Attorney Barry Richard, an outside lawyer representing the lottery, told Leon County Circuit Court Judge Karen Gievers the state agency did nothing wrong in signing the contract with IGT Global Solutions Corp.
The House argues the agreement illegally obligates the Legislature to spend money that it hasn’t yet agreed to shell out.
Richard said the contract, like many signed by state agencies, specifically says the money due to IGT will only be spent if the Legislature sets the funds aside in the state budget.
“This contract does not contract to spend any monies in excess of the amount appropriated because it says that no monies will be spent unless they are appropriated by the Legislature,” he said.
Gievers set another hearing in the case for March 6, the day before the 2017 legislative session begins, with an eye toward getting key witnesses on the stand before lawmakers convene.

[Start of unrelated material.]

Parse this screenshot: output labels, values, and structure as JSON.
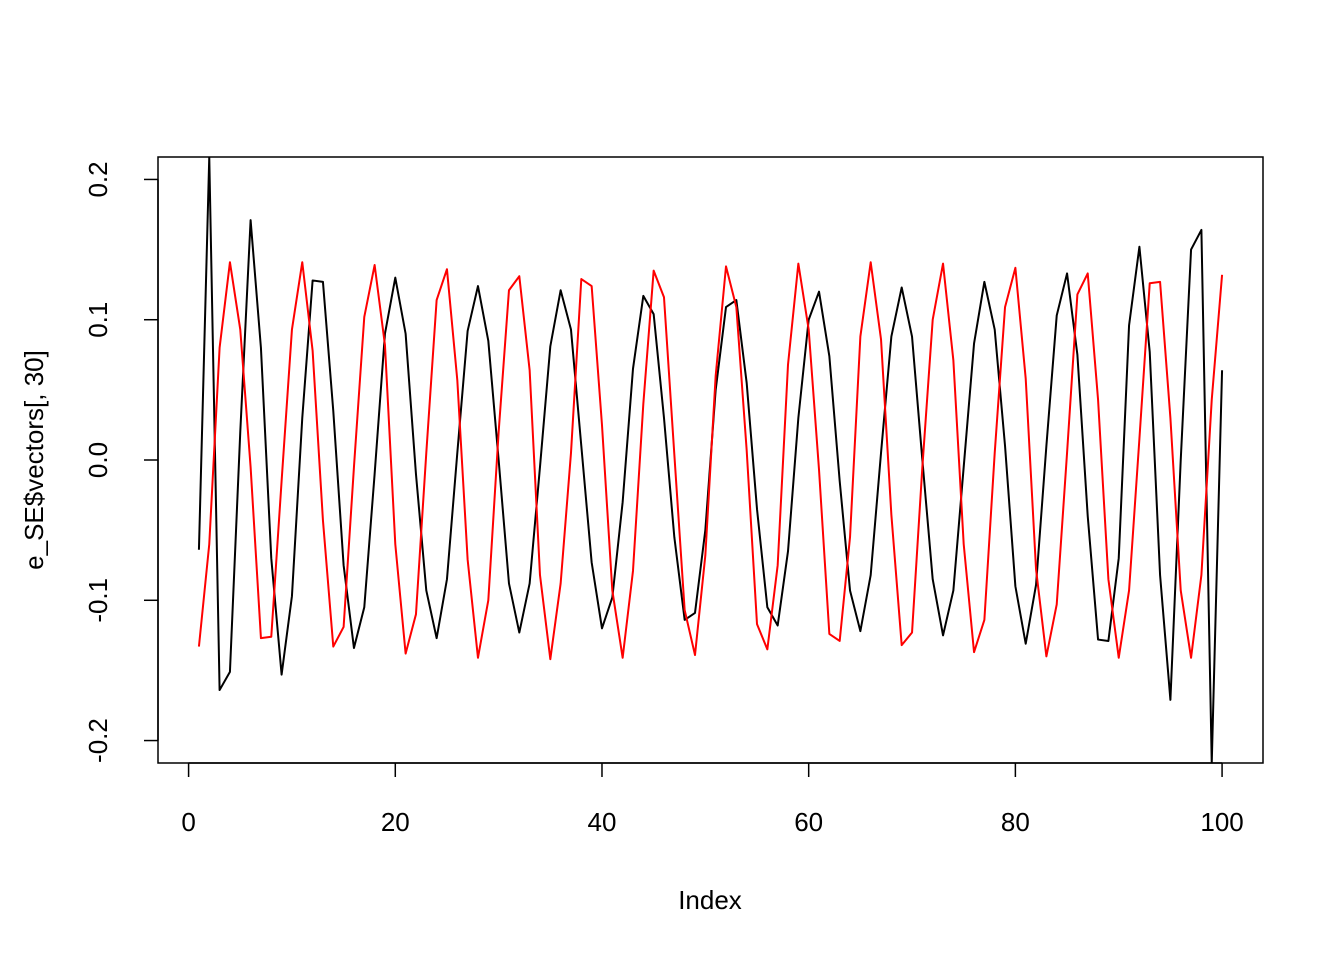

After the hearing, Richard told reporters he was perplexed by the lawsuit. He said by signing a multiyear contract, the lottery had actually saved the state money.
“I’m at a loss to understand why we’re doing this,” he said.
But House Speaker Richard Corcoran, one of the main critics of the deal, said the agency’s defense of the contract wasn’t good enough.
“I don’t think they have the right to even do that,” Corcoran, R-Land O’Lakes, said during a news conference Thursday afternoon.
“Agency heads don’t have the right to go around and enter into all kinds of contracts beyond the appropriation authority given to them by the Legislature simply by having a line that says, `if we get approval,’” he said.
The dispute revolves in part around a section of state law requiring that any long-term deal by an agency include the phrase: “The State of Florida’s performance and obligation to pay under this contract is contingent upon an annual appropriation by the Legislature.”
However, the language doesn’t specifically address what happens if the contract calls for the state to spend more money than the Legislature has set aside for a given purpose in any prior year, a key part of the House’s argument against the case.
Lottery Secretary Tom Delacenserie signed the contract with IGT in September. The pact initially ran until 2028 and was essentially immediately extended to 2031 under an option.
The deal also changed the way in which the vendor was paid. In the past, the lottery has paid a fixed amount to deploy and administer each machine.
Under the new deal, IGT will get a slice of the sales of tickets, machines and other services.
Based on projected sales, that would boost the amount the lottery needs to pay for the contract by $12.9 million in the budget year that begins July 1, according to the House.
The House says state law requires an agency to receive permission from the Legislature before signing a contract that would spend more money in an area of the budget — even in future years — than lawmakers have already allocated for that area.
But Thursday, Richard told Gievers the House’s argument would actually infringe on the agency’s right to make contracts, under the separation of powers doctrine.
“What the Legislature cannot do is to decree that it must approve every contract,” he said. “Because that places the Legislature in the position of performing a quintessential function of the executive branch.”
The legal fight over the lottery has played into a wider feud between Corcoran and Gov. Rick Scott. Last week, a spokeswoman for Scott responded to the suit by calling the speaker “a trial lawyer” — an epithet in Republican politics.